Japanese cooking is about the art of subtraction: Instead of figuring out what a dish needs added to make it better, Fukushima tries to think about what he can take away. “I want to make it really impactful like I did at Minibar, where it’s two bites,” he says. “Here, I have to make that same impact, but they have to eat the whole bowl.”

Part of what gives ramen its complexity is the “mother” broth. Whatever is left over from the night’s stock is added to the next day’s stock and so on and so on—just as a bread starter might be used for years. “Our broth is actually like a month old now,” Fukushima says. “The depth is bigger because of the carryover of the mother.”

Although it may look simple, Fukushima says ramen is just as complex as the cooking he did at Minibar: “It’s broth, noodles, and flavoring, you can’t hide with all these gimmicks or the show that’s involved. You really get judged.”

The judging has already begun. Washingtonians are quick to compare Daikaya to Toki Underground, the first to popularize the Asian noodle soup in D.C. But the two offer very different styles: Daikaya serves traditional Sapporo-style Japanese ramen (like Ren’s Ramen in Wheaton), while Toki Underground brands its bowls as Taiwanese-style.
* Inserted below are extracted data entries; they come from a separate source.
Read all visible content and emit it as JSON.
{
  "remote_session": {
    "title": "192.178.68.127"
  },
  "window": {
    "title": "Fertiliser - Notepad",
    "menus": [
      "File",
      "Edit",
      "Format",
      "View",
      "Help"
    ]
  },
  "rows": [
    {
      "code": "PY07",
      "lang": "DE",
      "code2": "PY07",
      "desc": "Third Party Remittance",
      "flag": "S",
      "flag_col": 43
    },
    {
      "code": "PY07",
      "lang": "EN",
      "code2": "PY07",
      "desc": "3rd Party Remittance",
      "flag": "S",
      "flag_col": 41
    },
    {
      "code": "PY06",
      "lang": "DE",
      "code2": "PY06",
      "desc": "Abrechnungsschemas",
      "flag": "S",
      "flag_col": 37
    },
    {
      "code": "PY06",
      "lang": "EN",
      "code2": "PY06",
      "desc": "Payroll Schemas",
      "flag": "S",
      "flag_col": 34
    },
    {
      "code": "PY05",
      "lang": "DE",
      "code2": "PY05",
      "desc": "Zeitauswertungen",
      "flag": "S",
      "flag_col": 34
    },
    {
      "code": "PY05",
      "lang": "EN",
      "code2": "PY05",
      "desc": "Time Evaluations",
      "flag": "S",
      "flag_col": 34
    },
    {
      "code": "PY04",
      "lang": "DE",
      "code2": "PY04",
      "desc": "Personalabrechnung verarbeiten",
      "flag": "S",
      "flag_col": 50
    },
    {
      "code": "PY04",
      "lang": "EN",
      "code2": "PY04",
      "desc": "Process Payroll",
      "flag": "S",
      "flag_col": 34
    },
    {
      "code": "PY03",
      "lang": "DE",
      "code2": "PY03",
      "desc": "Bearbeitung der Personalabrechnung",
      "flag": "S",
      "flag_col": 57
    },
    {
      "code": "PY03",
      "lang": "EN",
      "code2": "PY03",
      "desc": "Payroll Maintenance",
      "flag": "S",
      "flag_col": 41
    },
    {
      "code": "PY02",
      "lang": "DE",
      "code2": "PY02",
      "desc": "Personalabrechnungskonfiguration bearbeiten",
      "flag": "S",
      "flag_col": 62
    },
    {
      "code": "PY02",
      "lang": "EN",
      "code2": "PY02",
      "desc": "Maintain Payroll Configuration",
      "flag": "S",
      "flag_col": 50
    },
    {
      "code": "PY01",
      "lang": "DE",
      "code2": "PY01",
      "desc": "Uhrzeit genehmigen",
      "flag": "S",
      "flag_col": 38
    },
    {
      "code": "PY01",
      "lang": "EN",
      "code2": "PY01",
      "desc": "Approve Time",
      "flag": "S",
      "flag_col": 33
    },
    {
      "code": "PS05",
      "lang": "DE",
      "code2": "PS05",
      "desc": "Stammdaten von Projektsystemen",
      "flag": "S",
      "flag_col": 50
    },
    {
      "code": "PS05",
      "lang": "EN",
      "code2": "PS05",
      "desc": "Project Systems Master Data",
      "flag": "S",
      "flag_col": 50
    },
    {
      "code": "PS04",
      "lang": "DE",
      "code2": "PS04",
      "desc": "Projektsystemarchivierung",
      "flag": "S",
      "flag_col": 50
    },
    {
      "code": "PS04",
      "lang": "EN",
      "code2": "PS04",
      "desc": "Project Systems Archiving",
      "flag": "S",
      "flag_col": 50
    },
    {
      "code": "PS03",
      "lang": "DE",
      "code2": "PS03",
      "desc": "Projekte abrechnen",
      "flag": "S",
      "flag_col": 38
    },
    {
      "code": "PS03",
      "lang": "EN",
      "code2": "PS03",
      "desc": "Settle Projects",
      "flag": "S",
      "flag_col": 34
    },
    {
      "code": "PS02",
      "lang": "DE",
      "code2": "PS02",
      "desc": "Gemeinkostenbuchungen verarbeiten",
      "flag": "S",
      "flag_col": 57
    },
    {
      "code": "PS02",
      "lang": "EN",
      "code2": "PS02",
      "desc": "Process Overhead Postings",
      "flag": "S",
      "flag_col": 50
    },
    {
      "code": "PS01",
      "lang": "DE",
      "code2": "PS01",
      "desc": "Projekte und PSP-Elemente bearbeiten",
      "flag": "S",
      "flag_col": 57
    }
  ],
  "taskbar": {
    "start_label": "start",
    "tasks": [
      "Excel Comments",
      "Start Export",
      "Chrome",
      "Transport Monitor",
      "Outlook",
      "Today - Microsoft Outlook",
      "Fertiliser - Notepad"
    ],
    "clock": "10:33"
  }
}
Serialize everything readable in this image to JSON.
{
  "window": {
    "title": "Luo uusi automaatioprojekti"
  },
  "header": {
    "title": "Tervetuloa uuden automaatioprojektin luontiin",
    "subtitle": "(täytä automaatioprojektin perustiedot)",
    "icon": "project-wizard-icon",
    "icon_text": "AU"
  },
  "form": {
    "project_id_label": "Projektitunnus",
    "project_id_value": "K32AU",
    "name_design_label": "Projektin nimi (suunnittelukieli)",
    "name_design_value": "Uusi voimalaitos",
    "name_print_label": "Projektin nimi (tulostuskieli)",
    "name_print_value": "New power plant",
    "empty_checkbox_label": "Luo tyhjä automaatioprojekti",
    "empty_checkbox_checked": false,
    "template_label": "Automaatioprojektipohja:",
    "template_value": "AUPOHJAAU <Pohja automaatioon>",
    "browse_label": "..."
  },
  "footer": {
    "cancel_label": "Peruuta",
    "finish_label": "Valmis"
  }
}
Daikaya has a lighter broth more like a French consommé, whereas Toki Underground’s tonkotsu-style broth, made from emulsified pork fat, is rich and thick.

“People are going to compare, but it’s like apples and oranges,” says Fukushima. He’s also a fan of Toki Underground.

While the ramen met the approval of Fukushima’s discerning parents, there was one more person he wanted to please: the Ramen Master. Ishida flew into D.C. for a weekend three weeks ago with the sole intention of checking out Daikaya’s operation.

“They’re very particular about who they sell their noodles to,” Fukushima says of the Nishiyama company. The only other local shop Nishiyama supplies is Ren’s. “It’s kind of like Darth Vader and Obi-Wan Kenobe. Obi-Wan Kenobe wants to make sure he teaches the right people. He doesn’t want to teach the wrong person and then all of a sudden they go to the dark side.”

The Ramen Master asked to try one of each ramen bowl. He started with shio, the most delicate of the soups. If there’s a flaw, it shows. As Utagawa and Fukushima looked on, the Ramen Master took his first sip. “Mmm, mmm,” Utagawa recalls him saying. Next, he went for the noodles. “The noodles are showing very well,” he told them in Japanese. “You’re making Japanese ramen.”